A coteaux non tirés...

Publié le par Maldoror

Une plongée dans les eaux troubles d’une étrange conférence de presse.

C’est un frais matin de novembre. Lentement, les yeux tout ensommeillés, je grimpe les marches du Palais Brongniart. Il est 8 heures. La conférence de presse ne va tarder à débuter. Arrivé au 2ième étage, on m’introduit dans une grande pièce éclairée.

Là, une vingtaine de personnes discutent ; leurs mains s’agitent sur l’appétissant buffet mis à disposition. Cafés, jus d’orange, croissants et autres plaisirs colorés, trouvent rapidement preneurs.

 Il y a là des analystes financiers, costumes gris, cravates et sourires figés.

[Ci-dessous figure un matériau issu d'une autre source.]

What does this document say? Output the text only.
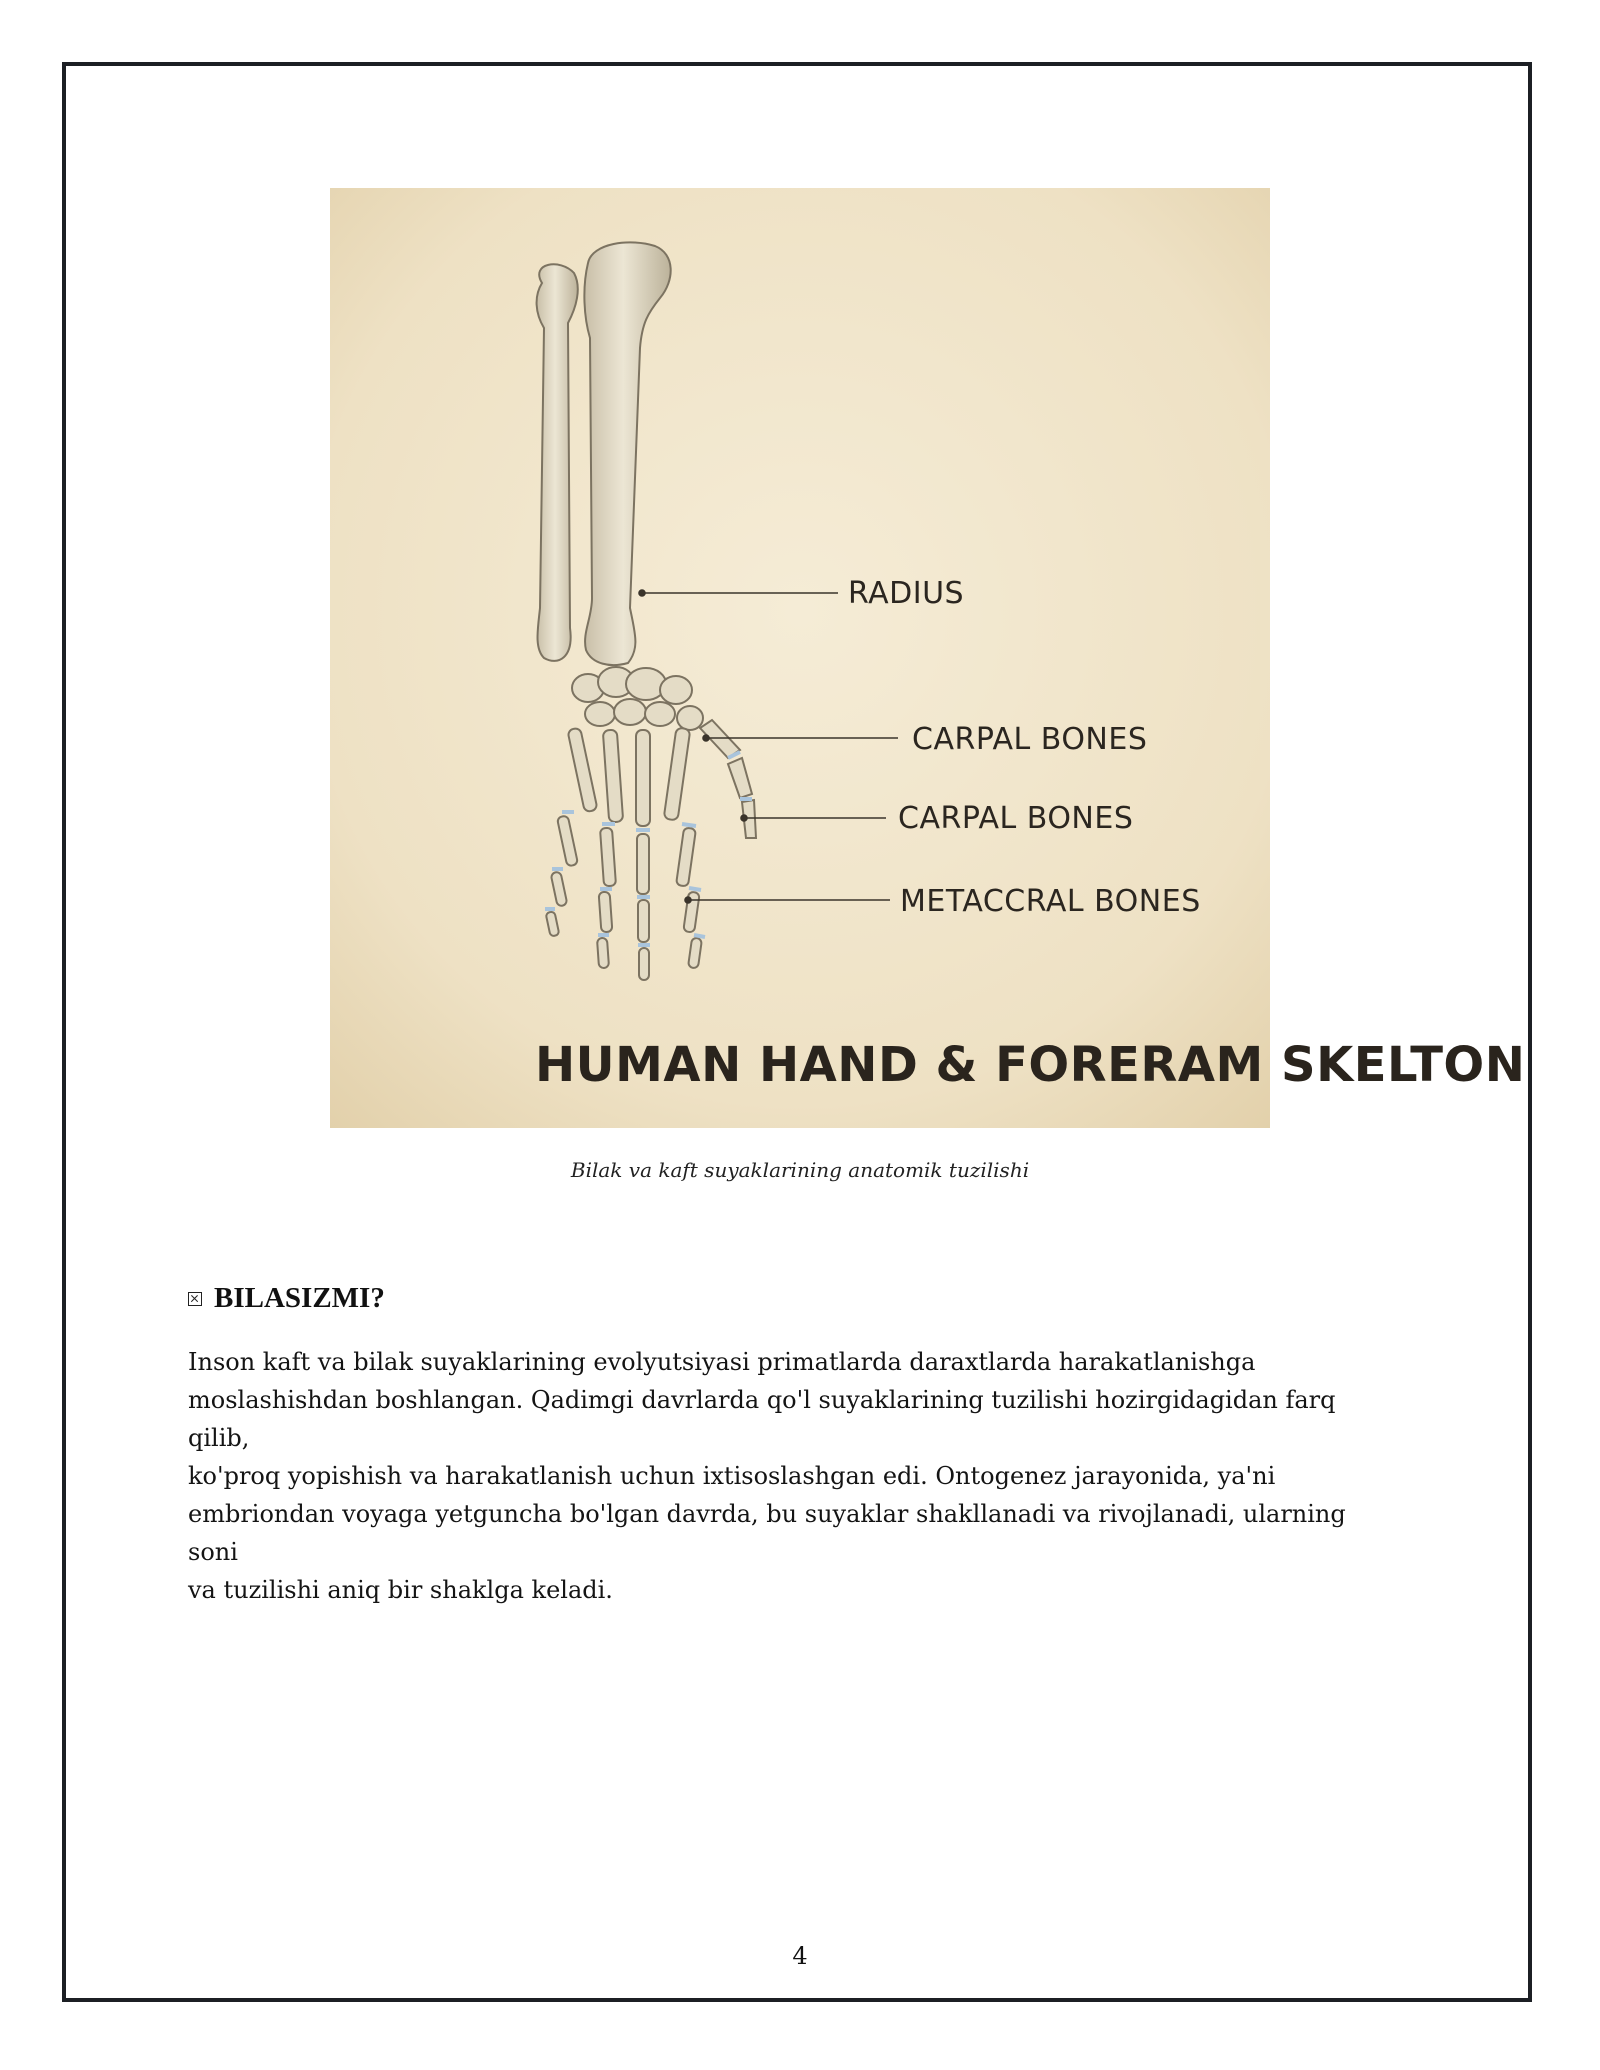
RADIUS
CARPAL BONES
CARPAL BONES
METACCRAL BONES
HUMAN HAND & FORERAM SKELTON
Bilak va kaft suyaklarining anatomik tuzilishi
BILASIZMI?

Inson kaft va bilak suyaklarining evolyutsiyasi primatlarda daraxtlarda harakatlanishga
moslashishdan boshlangan. Qadimgi davrlarda qo'l suyaklarining tuzilishi hozirgidagidan farq qilib,
ko'proq yopishish va harakatlanish uchun ixtisoslashgan edi. Ontogenez jarayonida, ya'ni
embriondan voyaga yetguncha bo'lgan davrda, bu suyaklar shakllanadi va rivojlanadi, ularning soni
va tuzilishi aniq bir shaklga keladi.

4
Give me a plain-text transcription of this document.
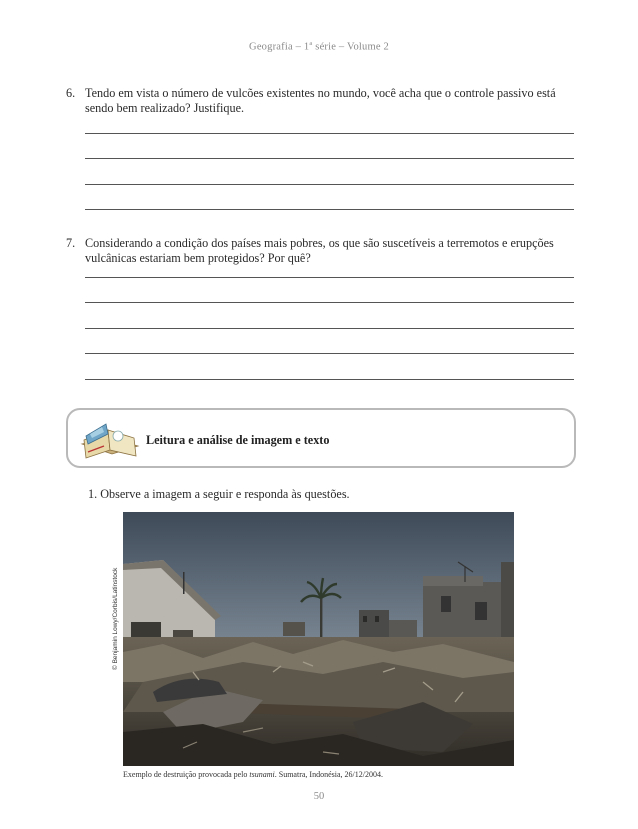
Geografia – 1$^a$ série – Volume 2
6. Tendo em vista o número de vulcões existentes no mundo, você acha que o controle passivo está sendo bem realizado? Justifique.
7. Considerando a condição dos países mais pobres, os que são suscetíveis a terremotos e erupções vulcânicas estariam bem protegidos? Por quê?
Leitura e análise de imagem e texto
1. Observe a imagem a seguir e responda às questões.
© Benjamin Lowy/Corbis/Latinstock
Exemplo de destruição provocada pelo tsunami. Sumatra, Indonésia, 26/12/2004.
50
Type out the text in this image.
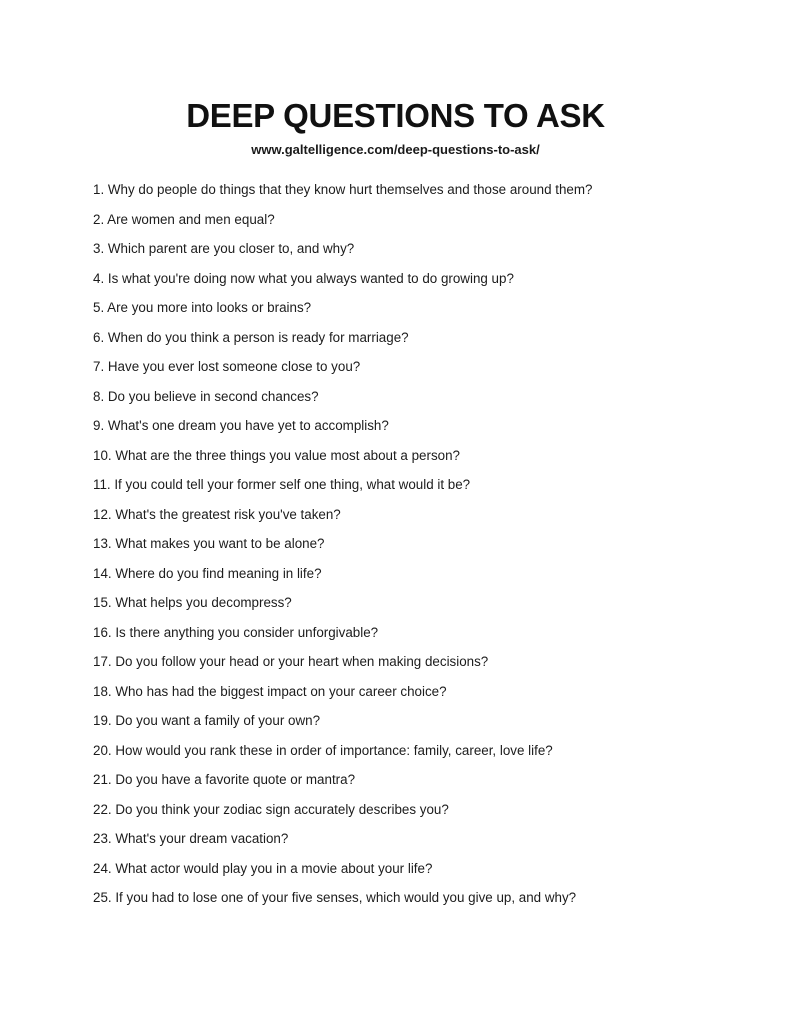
DEEP QUESTIONS TO ASK
www.galtelligence.com/deep-questions-to-ask/
1. Why do people do things that they know hurt themselves and those around them?
2. Are women and men equal?
3. Which parent are you closer to, and why?
4. Is what you're doing now what you always wanted to do growing up?
5. Are you more into looks or brains?
6. When do you think a person is ready for marriage?
7. Have you ever lost someone close to you?
8. Do you believe in second chances?
9. What's one dream you have yet to accomplish?
10. What are the three things you value most about a person?
11. If you could tell your former self one thing, what would it be?
12. What's the greatest risk you've taken?
13. What makes you want to be alone?
14. Where do you find meaning in life?
15. What helps you decompress?
16. Is there anything you consider unforgivable?
17. Do you follow your head or your heart when making decisions?
18. Who has had the biggest impact on your career choice?
19. Do you want a family of your own?
20. How would you rank these in order of importance: family, career, love life?
21. Do you have a favorite quote or mantra?
22. Do you think your zodiac sign accurately describes you?
23. What's your dream vacation?
24. What actor would play you in a movie about your life?
25. If you had to lose one of your five senses, which would you give up, and why?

Quelques journalistes aussi, l’œil terne et fatigué, entrecoupant chaque syllabes d’une gorgée de café. Et une senteur lourde et oppressante, qui virevolte parmi la petite assemblée : c’est Anne Sophie de la Ritournelle, la dir com’ du groupe de champagne Laurent Terrier.

Puis, une voix forte se fait entendre. Nous passons dans la pièce d’à côté et prenons place dans de confortables fauteuils. Au bout d’un quart d’heure, et quelques 30 retardataires plus tard, la conférence débute.

Sur une tribune, deux personnes en costume nous font face.

-Qualité des vins, qualités des hommes : c’est la clef de notre succès, déclame Yves Dumout, le PDG du groupe. Mais avant l’annonce des résultats, un petit film maison… Les lumières s’éteignent, un petit écran est tiré, les images apparaissent :

« Le groupe Laurent Terrier, une prestigieuse maison de champagne, since 1812, moderne et ouverte à l’international…….notre cuvée d’exception « Grand siècle »….élégance...sensualité…indépendance… ».

 Les lumières se rallument tandis que les rires s’éteignent.

 -Qualité des vins, qualité des hommes, telle est la clef de notre succès, répète le PDG, l’œil pétillant comme une bulle de champagne. Mais je laisse le soin à mon directeur financier de vous détaillez cet excellent 1er semestre 2006-2007.

Ce dernier, un homme gris et dégarni, jette un regard circulaire à la pièce, pendant que l’on nous distribue de jolies brochures, détaillant les résultats du groupe. La moitié de la pièce se vide, tandis qu’une voix monotone et terne, entame une lecture laborieuse…

 -Des questions ?, finit par abréger Yves Dumout.

 Grand silence. Les yeux se font tout ronds parmi l’assemblée. Dans un mouvement nerveux, le directeur financier enlève ses lunettes ; puis les remet, dans la seconde qui suit. Sa face blêmit, ses mains se tordent. Mais aucune question ne lui sera posée.

Le PDG étouffe un bâillement. L’assemblée aussi. La conférence s’achève.

 Une partie des survivants se dirigent vers le buffet. Du champagne a fait son apparition. Les conversations reprennent mais plus vives et plus fortes. Les visages se colorent. De nouveau, cette tenace odeur de « Chanel numéro 5 » enveloppe ce petit peuple du palais. Il y a là des analystes financiers, sourires crispés. Des journalistes aussi, l’œil riant.

 

 En descendant les marches, me mordant la lèvre, je repense à ces images vues sur le net : là, au milieu des coteaux, se dresse le domaine Laurent Terrier. Dans la cour d’honneur, au milieu des fleurs, apparaît une fontaine. L’eau jaillit du bas ventre d’un Chérubin de pierre, qui met les visiteurs en garde : « Ne buvez jamais d’eau ».